Le lien est apparu le 13 mai 2026, quand des tokens Solana liés à Anthropic ont chuté de près de 40 % suite à une déclaration de la société invalidant leur structure. Cela montre comment les laboratoires d’IA deviennent des actifs recherchés par les marchés on-chain, parfois sans autorisation, exposant ces tokens à de hauts risques en cas de communiqué de l’entreprise.
Conclusion
Amodei n’est plus seulement un chercheur sur la sécurité de l’IA. Il dirige aujourd’hui une société valorisée à 380 milliards de dollars, en discussions pour atteindre 900 milliards, soutenue par Amazon et Google, et suffisamment influente pour impacter les résultats de deux géants cotés. La prochaine levée de fonds sera révélatrice, car si Anthropic dépasse OpenAI en valorisation, cela confirmerait un changement de leader sur la scène IA.
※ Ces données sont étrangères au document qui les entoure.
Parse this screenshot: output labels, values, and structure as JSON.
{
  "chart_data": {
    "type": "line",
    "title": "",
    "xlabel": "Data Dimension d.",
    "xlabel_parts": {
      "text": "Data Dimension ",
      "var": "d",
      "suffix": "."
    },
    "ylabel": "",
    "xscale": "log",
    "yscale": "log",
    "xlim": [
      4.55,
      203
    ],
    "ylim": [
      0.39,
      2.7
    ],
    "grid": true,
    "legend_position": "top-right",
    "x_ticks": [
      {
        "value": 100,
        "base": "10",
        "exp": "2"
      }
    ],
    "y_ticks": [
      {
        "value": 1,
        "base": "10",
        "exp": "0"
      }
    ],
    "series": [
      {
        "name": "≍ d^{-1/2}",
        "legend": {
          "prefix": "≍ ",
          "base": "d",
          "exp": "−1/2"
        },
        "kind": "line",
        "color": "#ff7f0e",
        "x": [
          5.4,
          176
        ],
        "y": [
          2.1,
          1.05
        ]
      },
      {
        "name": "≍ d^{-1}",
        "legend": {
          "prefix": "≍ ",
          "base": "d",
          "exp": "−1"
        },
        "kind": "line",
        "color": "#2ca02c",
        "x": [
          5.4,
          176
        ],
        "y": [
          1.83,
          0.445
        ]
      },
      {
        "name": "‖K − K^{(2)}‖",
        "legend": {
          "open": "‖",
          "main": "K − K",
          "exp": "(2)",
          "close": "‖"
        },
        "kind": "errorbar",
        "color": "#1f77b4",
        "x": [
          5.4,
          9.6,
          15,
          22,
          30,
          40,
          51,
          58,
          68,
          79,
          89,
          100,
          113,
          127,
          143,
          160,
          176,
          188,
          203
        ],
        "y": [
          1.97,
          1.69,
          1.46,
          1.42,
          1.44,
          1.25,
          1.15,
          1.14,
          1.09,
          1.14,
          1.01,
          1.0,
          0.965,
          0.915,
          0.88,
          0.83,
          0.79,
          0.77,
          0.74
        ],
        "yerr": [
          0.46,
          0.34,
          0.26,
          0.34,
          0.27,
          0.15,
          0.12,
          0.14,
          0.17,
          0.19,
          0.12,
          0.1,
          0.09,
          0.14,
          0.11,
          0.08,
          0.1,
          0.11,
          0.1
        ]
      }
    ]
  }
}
Pour les traders crypto, l’épisode du 13 mai illustre le risque lié aux tokens d’exposition. La demande pour posséder de l’IA avant introduction en bourse est réelle, mais beaucoup de produits on-chain sont non autorisés, peu soutenus, et peuvent perdre 40 % en un communiqué. Considérez tout token lié à Anthropic ou OpenAI comme un pari spéculatif sur la tendance, et non comme un droit sur le capital.
Cet article est fourni à titre informatif uniquement et ne constitue pas un conseil financier ou d’investissement. Le trading de cryptomonnaies comporte des risques. Faites toujours vos propres recherches avant toute décision.